The example below is from a sales dashboard depicting sales of multiple brands. Each segment represents a brand name, while red represents new products, light grey represents refurbished products, and dark grey means “unspecified.”
12. Area Map/Scatter Map
These data visualisations allow you to see immediately which geographical locations are most significant to your business. Data is visualised as points of colour on a map; values are represented by circle size.
For example, the map below depicts website visitors by location, while the colour indicates the percentage of conversions (the brighter the green, the higher the conversion rate).

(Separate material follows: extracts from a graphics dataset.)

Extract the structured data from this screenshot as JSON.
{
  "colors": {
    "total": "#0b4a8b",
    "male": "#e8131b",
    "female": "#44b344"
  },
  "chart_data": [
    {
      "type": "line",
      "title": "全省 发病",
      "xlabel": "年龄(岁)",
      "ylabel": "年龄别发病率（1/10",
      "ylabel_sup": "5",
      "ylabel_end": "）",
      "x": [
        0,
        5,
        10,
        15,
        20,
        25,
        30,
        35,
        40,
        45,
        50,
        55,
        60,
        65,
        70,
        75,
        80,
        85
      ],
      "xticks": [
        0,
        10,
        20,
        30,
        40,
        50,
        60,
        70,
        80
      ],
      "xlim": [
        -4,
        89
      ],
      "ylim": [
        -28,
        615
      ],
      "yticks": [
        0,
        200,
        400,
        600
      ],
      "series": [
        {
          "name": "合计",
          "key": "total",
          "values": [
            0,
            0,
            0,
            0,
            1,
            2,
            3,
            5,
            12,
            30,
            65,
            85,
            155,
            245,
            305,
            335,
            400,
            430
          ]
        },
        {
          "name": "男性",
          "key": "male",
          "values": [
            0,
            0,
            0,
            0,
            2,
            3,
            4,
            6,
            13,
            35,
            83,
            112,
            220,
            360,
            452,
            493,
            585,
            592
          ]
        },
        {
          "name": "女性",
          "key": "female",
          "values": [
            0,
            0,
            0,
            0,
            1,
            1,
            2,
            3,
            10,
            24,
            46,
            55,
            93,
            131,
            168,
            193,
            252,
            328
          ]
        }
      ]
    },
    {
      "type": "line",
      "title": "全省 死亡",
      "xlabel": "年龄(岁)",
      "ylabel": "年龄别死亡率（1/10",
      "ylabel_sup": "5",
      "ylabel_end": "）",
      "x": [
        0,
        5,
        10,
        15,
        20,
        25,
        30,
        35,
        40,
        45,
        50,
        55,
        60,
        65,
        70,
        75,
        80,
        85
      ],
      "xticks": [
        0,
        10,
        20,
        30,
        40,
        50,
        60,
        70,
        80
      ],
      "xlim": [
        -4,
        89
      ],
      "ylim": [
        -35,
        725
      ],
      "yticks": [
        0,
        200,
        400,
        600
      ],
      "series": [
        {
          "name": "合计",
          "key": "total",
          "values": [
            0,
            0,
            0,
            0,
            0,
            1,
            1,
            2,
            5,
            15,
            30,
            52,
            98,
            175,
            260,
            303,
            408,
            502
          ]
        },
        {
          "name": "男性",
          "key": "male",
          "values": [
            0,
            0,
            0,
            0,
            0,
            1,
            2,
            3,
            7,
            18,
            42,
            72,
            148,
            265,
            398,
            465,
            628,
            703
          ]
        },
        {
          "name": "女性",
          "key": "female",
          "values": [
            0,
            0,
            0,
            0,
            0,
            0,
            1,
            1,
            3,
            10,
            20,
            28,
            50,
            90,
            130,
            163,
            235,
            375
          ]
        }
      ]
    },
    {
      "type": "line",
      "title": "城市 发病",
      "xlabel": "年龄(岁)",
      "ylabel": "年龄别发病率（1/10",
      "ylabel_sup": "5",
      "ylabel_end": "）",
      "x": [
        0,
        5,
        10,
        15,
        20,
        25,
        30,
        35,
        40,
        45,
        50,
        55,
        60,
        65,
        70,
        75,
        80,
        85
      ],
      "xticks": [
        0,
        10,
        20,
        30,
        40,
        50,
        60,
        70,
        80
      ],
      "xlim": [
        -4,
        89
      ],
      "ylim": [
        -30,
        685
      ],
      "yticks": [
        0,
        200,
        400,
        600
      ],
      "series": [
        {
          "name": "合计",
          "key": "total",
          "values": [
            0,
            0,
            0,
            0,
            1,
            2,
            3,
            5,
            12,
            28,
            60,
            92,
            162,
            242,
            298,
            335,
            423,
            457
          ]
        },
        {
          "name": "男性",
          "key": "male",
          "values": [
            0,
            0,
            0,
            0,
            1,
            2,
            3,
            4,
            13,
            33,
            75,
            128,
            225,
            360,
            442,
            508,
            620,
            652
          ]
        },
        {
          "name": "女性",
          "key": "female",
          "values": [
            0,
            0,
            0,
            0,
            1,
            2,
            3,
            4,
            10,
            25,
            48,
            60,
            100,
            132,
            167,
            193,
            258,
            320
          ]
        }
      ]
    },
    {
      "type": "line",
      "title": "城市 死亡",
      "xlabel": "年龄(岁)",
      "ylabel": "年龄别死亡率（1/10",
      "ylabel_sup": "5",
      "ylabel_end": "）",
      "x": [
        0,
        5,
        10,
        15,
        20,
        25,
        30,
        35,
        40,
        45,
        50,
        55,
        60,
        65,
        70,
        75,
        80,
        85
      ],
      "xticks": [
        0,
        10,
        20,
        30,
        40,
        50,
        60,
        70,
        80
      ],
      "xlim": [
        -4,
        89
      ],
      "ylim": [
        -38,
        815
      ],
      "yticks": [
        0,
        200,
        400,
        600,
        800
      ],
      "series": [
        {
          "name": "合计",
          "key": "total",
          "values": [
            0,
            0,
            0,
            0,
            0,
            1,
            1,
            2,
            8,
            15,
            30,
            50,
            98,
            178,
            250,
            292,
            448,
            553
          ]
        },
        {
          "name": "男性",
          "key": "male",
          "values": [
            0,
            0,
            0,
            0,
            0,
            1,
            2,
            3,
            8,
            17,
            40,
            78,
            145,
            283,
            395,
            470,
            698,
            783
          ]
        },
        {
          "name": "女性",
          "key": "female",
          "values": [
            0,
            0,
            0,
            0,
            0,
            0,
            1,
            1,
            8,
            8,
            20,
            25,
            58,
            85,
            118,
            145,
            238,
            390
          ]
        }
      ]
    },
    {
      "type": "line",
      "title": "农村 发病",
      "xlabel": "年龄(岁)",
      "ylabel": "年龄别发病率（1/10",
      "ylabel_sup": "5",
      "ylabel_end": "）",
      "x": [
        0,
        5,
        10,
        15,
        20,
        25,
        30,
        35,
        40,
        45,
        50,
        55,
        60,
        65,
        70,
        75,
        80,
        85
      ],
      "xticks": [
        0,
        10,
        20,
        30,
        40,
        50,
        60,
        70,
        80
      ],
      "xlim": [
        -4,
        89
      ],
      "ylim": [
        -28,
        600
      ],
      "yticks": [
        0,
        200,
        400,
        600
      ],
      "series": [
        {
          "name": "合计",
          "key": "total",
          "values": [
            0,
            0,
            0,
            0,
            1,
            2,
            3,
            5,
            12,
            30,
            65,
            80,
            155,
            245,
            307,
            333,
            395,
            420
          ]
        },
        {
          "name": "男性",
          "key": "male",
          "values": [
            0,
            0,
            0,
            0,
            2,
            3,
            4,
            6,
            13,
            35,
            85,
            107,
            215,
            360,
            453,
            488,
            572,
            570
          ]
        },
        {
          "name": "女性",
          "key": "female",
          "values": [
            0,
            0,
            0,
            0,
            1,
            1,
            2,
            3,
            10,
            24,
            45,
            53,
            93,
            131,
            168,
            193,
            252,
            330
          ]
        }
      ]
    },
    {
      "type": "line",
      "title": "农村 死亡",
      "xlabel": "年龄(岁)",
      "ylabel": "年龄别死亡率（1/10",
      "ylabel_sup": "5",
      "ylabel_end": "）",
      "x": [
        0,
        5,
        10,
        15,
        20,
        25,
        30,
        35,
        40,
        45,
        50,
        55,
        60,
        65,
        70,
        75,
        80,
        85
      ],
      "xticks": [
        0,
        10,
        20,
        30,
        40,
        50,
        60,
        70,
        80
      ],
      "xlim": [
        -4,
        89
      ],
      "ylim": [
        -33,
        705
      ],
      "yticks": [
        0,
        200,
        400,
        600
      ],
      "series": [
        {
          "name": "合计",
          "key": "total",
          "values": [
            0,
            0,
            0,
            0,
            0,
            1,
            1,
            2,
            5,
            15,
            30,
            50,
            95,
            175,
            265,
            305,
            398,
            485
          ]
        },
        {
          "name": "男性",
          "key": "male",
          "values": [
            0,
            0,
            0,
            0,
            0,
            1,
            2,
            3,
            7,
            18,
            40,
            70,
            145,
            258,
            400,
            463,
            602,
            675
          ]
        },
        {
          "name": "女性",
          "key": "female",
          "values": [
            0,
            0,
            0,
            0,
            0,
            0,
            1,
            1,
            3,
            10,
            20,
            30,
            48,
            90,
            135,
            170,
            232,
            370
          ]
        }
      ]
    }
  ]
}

This kind of representation is incredibly useful as it gives two vital pieces of information at a glance: where in the world most of your visitors are from, compared to where in the world your most valuable visitors are from. Insights like these can show weaknesses in a marketing strategy in seconds.
13. Funnel Chart
This is a very specific type of visualisation that depicts the decreasing values as customers move through the sales funnel. The beauty of it is that it brings to life your conversion rates at each step, so you can see quickly where you are losing people in the process. The funnel chart below shows the number of people at each demand stage, from initial website visit, through every touchpoint until a final sale:
14. Fisheye/Cartesian Distortion
Finally, this isn’t a data visualisation style per se, but rather a useful addition that allows you to zoom into the details in a more complex visualisation, like a force-directed graph or bubble chart. As you move your cursor over a graph, the area you’re seeing expands in fisheye view, allowing you to dip in and out to see more granular details as needed. Take a look at how it works here.
Final Thoughts …
Whichever type of data visualisation you opt for, remember that to make it accurate and effective, the software you use must be able to interact effectively with your data.
Your data visualisation software should be able to handle whichever data sources you throw at it. You must be able to clean and prepare your data properly. You should be able to incorporate a powerful external visualisation tool like D3 to enhance your results. Without a powerful, flexible platform, you could end up creating a beautiful structure … but on very shaky foundations.